Jedna z tendencji „produkowania” pograniczy i wielokulturowości ma charakter etnocentryczny , jest kontrreakcja na globalizacje i dotyczy głownie obszarów biednych. Wcale nie musi być tak, iż im więcej globalizacji, tym więcej kultury globalnej, Jest to prawidłowość psychologiczna, zgodnie, z która im więcej globalizacji odrywającej wytwórczość, politykę, kulturę i wartości od własnego podłoża tym więcej ucieczki we własne normy, tym więcej w istocie relatywizmu a nie uniwersalizmu.
Globalizacja wręcz napędza nacjonalizm i etnocentryzm, a dokonuje się to paradoksalnie przy jednoczesnym słabnięciu prymatu narodów oraz erozji lokalnych kultur i tradycji przez kulturę globalna. Gdy się niszczy kolejne elementy swoistości, rozrywa się tkankę społeczna, degraduje kulturowe systemy adaptacji, odrywa wytwórczość od własnego podłoża, od sieci relacji socjokulturowych, gdy slabie suwerenność państwa, a granice staja się symbolicznymi liniami na mapie, to do głosu dochodzą znaki kulturowe, symbole jako linie papilarne, cos co ma się na własność i co nie zlewa się w jedna globalna magmę. Na to zwracał już uwagę Karol Polanyi w „Wielkiej Transformacji”

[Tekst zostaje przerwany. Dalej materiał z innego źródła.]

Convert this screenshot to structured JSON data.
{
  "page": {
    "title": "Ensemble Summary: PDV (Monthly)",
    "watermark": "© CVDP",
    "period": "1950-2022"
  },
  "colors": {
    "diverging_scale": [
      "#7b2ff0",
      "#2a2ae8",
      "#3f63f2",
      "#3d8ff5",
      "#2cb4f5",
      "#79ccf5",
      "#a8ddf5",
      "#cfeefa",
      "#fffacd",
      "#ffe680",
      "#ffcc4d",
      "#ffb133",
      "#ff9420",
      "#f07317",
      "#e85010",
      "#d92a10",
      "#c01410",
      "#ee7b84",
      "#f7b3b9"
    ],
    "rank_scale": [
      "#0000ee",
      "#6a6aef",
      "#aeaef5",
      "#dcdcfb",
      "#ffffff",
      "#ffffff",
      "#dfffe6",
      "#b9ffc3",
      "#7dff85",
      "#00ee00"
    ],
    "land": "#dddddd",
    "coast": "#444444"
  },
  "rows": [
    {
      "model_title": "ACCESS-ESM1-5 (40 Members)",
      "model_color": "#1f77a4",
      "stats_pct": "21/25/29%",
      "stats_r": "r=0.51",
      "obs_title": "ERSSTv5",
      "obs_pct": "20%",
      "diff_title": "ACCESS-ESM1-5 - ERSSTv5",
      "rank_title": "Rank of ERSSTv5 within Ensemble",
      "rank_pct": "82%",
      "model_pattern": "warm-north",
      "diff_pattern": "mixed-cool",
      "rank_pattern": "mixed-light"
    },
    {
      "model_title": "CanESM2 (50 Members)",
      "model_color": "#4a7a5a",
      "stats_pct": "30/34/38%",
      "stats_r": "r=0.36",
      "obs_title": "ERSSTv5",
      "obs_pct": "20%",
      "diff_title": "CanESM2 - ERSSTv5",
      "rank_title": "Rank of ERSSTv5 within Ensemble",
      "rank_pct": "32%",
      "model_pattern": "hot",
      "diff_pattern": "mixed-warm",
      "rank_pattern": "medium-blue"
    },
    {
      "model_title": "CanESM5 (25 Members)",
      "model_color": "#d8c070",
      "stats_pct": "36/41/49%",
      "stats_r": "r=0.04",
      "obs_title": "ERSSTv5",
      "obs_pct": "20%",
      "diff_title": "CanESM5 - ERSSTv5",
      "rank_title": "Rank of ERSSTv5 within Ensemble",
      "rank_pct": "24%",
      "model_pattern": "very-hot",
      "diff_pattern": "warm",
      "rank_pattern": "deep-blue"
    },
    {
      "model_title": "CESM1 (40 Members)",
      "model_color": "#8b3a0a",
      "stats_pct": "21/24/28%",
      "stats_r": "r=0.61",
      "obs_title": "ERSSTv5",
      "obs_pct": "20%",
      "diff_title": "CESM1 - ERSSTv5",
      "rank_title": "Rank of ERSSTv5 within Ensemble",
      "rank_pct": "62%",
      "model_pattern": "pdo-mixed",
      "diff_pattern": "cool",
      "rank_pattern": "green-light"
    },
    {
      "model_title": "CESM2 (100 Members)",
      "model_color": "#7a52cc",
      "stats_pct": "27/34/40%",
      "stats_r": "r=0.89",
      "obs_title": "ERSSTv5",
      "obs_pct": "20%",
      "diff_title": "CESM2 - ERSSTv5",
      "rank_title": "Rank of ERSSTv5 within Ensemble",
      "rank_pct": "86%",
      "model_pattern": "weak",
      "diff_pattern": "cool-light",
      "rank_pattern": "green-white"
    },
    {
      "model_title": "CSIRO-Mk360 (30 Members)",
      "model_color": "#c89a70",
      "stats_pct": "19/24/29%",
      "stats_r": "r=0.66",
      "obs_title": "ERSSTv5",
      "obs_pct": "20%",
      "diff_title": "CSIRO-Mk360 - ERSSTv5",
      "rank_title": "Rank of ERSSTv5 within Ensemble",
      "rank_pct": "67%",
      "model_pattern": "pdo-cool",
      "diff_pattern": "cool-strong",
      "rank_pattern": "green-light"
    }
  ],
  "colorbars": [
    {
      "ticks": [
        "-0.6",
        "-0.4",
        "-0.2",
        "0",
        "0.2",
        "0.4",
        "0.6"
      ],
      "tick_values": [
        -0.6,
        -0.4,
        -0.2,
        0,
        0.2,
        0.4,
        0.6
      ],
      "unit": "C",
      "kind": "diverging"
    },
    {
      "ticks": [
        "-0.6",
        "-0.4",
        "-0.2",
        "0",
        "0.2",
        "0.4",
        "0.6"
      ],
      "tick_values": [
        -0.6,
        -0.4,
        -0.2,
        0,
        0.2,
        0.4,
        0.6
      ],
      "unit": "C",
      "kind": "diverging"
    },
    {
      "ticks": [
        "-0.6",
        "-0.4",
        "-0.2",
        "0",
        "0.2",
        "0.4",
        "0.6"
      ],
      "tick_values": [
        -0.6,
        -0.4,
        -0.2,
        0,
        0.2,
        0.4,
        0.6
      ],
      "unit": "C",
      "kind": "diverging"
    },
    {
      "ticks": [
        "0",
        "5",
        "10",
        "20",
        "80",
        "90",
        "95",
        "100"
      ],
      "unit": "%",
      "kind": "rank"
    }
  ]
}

Również według Zygmunta Baumana globalizacja jest zjawiskiem, który bardziej dzieli niż jednoczy ludzkość. Procesy globalizacji są źródłem polaryzacji społeczności międzynarodowej. Wytwarzana przez globalizację linia podziału różni się od tych, które jeszcze do niedawna wyznaczały strukturę rzeczywistości międzynarodowej. Jest to linia podziału na coraz bardziej bogatych i coraz większy odsetek coraz biedniejszych. Ta linia przebiega nie tylko pomiędzy krajami i regionami, ale także wewnątrz społeczeństw w poszczególnych krajach. Procesy globalizacji są także źródłem potrzeby poszukiwań odniesień i struktur znajdujących się pomiędzy podmiotami klasy narodu, społeczeństwa czy państwa a tym, co globalne. To, co globalne jest zbyt abstrakcyjne, odległe i obce, dlatego ludzkie społeczności potrzebują oparcia w mniejszych, bardziej „swoich” układach odniesienia. Chodzi przede wszystkim o ugrupowania regionalne i subregionalne, w ramach, których kraje czują się bardziej „u siebie”. Lokalne struktury tworzą się zarówno według kryteriów politycznych i ekonomicznych, jak i religijnych, kulturowych, cywilizacyjnych czy historycznych. W konfrontacji z obcą i postrzeganą jako zagrożenie dla własnej tożsamości wzrasta potrzeba i cena takich struktur, które chronią tożsamość i różnorodność.
„Populacje metropolitalne doświadczają dramatycznego różnicowania się, gdyż grupy o różnorodnym pochodzeniu etnicznym migrują w kierunku nowych rynków pracy i nowego otoczenia społecznego krajów rozwiniętych. Wszyscy oni przekraczają kulturowe granice z nie-zachodnich w stronę zachodnich społeczeństw. Konsekwencją tego jest rosnąca różnorodność i fragmentacja tożsamości”
Niemożliwym byłoby postrzeganie globalizacji w oderwaniu od kwestii społecznych. Negatywny wpływ tego procesu na sprawy społeczne, w szczególności na pogłębianie się różnic pomiędzy biednymi a bogatymi, jest przyczyną licznych wystąpień przeciwników globalizacji. Na różnych forach międzynarodowych wielokrotnie podkreślano, iż nie należy postrzegać globalizacji tylko w kontekście wolnego handlu, ale również dostrzegać społeczne implikacje tego procesu. Zaczęto mówić o globalizacji „z ludzką twarzą”.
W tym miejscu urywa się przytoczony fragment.